In 2015 the scientific service MUMM (RBINS – OD Nature) logged a total of 214 flight hours at sea under the Belgian programme for aerial observations over the North Sea. As there were no international missions in 2015, all flights were conducted over Belgian marine areas and the waters of our neighbouring countries, as part of the Belgian Coastguard service. 172 hours were dedicated to pollution control and 42 hours to fishery control flights. About 60 hours (35%) of the pollution control flights were devoted to monitoring the Flinterstar incident (monitoring of accidental oil pollution from the Flinterstar wreck, and aerial assistance for the response vessels).

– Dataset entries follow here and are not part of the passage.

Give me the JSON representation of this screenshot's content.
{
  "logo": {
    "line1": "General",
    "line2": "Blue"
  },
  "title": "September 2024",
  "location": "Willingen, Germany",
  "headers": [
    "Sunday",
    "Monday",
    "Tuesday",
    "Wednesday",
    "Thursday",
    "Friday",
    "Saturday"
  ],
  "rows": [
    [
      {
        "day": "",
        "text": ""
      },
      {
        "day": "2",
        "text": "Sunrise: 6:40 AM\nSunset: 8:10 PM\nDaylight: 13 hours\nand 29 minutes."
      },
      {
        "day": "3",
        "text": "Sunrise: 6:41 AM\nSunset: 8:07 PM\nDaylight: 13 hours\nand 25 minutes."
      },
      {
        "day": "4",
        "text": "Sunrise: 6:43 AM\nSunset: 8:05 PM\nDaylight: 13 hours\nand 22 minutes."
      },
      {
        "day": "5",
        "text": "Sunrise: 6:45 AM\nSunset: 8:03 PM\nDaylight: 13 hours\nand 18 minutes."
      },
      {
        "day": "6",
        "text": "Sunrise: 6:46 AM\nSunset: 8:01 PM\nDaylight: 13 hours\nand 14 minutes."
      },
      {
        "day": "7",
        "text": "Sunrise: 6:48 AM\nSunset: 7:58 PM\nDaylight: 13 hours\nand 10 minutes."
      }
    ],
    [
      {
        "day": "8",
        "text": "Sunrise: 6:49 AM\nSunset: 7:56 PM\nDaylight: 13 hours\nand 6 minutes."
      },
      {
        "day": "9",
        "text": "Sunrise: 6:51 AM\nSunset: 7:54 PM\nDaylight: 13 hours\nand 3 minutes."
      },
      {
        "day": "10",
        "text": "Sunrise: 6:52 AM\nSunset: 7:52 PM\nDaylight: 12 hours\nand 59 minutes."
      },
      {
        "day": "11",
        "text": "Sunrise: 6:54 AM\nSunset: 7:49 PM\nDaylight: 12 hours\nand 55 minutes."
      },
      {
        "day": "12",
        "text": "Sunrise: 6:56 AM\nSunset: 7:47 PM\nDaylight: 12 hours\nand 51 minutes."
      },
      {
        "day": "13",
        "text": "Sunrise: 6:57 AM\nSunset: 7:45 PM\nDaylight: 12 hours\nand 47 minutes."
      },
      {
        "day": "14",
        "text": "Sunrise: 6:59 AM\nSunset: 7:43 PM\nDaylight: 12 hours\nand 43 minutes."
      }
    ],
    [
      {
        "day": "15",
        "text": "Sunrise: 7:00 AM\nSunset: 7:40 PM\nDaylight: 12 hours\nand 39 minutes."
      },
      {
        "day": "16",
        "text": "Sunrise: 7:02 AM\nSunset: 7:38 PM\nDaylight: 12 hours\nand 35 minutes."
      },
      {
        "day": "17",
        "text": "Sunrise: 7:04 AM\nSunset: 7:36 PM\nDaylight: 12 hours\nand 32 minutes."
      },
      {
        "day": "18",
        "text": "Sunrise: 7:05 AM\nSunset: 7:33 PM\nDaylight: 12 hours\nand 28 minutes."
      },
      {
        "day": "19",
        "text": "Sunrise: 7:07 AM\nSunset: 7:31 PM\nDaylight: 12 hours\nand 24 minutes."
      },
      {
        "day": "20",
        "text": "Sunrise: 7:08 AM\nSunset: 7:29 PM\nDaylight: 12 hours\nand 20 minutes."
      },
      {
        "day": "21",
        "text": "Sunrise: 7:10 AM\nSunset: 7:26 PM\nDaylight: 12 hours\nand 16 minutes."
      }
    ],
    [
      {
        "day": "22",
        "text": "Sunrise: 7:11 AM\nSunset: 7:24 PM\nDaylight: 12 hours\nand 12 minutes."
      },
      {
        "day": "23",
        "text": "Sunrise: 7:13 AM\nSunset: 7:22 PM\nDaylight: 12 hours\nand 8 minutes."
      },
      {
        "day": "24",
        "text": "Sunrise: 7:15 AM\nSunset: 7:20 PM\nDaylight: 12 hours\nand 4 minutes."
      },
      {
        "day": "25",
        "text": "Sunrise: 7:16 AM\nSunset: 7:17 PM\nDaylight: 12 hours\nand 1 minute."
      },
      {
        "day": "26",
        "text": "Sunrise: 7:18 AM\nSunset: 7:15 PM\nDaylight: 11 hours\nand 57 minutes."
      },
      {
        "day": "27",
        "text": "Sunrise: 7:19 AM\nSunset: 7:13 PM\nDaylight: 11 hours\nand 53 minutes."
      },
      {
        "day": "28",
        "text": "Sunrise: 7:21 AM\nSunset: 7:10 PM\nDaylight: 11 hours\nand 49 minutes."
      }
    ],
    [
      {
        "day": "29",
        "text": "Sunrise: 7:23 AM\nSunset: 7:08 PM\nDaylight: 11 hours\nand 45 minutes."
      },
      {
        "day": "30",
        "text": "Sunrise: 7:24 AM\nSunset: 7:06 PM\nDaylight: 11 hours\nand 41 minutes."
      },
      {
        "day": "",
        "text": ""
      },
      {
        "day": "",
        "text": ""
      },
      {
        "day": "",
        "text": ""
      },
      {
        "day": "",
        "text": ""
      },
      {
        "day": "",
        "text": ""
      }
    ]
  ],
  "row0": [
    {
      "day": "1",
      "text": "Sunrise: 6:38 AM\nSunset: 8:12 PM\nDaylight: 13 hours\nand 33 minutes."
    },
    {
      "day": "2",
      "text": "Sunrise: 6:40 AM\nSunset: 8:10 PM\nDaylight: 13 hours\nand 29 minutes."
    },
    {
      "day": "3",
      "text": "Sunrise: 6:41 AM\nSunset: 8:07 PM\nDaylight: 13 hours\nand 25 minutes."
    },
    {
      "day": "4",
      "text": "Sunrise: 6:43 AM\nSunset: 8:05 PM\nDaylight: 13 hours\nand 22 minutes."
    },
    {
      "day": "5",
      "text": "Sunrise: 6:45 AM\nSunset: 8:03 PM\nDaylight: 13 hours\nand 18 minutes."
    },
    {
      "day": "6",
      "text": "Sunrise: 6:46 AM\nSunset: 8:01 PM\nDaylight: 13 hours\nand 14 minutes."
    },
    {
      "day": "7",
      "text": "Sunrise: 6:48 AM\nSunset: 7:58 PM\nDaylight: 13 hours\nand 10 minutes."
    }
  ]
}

2015 was an exceptional operational year because our remote sensing aircraft suffered several major maintenance issues which kept it grounded. For almost 6 months we had to use a replacement aircraft which was not equipped with the sensors needed to remotely detect marine pollution. This obviously hampered the detection of operational discharges from ships. Nonetheless, during these national surveillance flights a total of 73 spills of marine pollution were observed in and around the Belgian marine areas in 2015.

Operational discharges

The marine pollution was linked to an operational ship discharge in only 5 of these cases:

  • 4 spills of harmful substances other than oil were observed. In three cases the spill could be linked to a vessel, but the discharge was illegal in only one instance, whereas the other two were legally permitted. The fourth spill was detected with no vessel in the vicinity.
  • 1 legally permitted discharge of minor quantities of solid cargo residue was also observed.
  • In 2015 not one operational discharge of oil at sea was observed, for the first time since aerial surveillance began in 1991. At first sight this is a very good result, but it may be due to the limited availability of the dedicated remote sensing aircraft this year.
Accidental marine pollution

A crucial mission in 2015 was the intense monitoring of accidental oil pollution from 2 shipwrecks, through which a total of 68 oil spills were observed:

  • In the 2015 summer period the salvage operations on the Baltic Ace shipwreck, located in adjacent Dutch waters, were observed from the air. A total of 12 accidental releases of oil from the Baltic Ace were observed. In 2 cases the spills necessitated remediation operations.
  • In an incident involving the Flinterstar, a cargo vessel which sank in Belgian Territorial Waters near Zeebruges after a collision on 6 October 2015, through which an estimated 100 to 300 tonnes of fuel oil was accidentally released into the sea over a one-month period, our aircraft was deployed to monitor the situation at sea from the outset. The aircraft detected a total of 56 accidental oil spills from the Flinterstar, which were reported to the crisis committee on land. The aircraft’s role was of prime importance in evaluating the incident and guiding the emergency operations.
Sulphur emission monitoring

In 2015 the aircraft also commenced its aerial monitoring of sulphur emissions from marine vessels. An initial test campaign was conducted using a "sniffer" sensor aboard the aircraft, as part of a European pilot project relating to the enforcement of marine sulphur emission regulations. During the campaign abnormally high sulphur values were measured in the smoke emissions of 5 vessels, all of which were reported to the competent state port control authorities for further investigation. This new offshore surveillance mission will undoubtedly grow in importance over the years to come.

Finally, a single observation was made of an oil spill in the port of Antwerp during a transit flight, and this was immediately reported to the competent authorities for further investigation.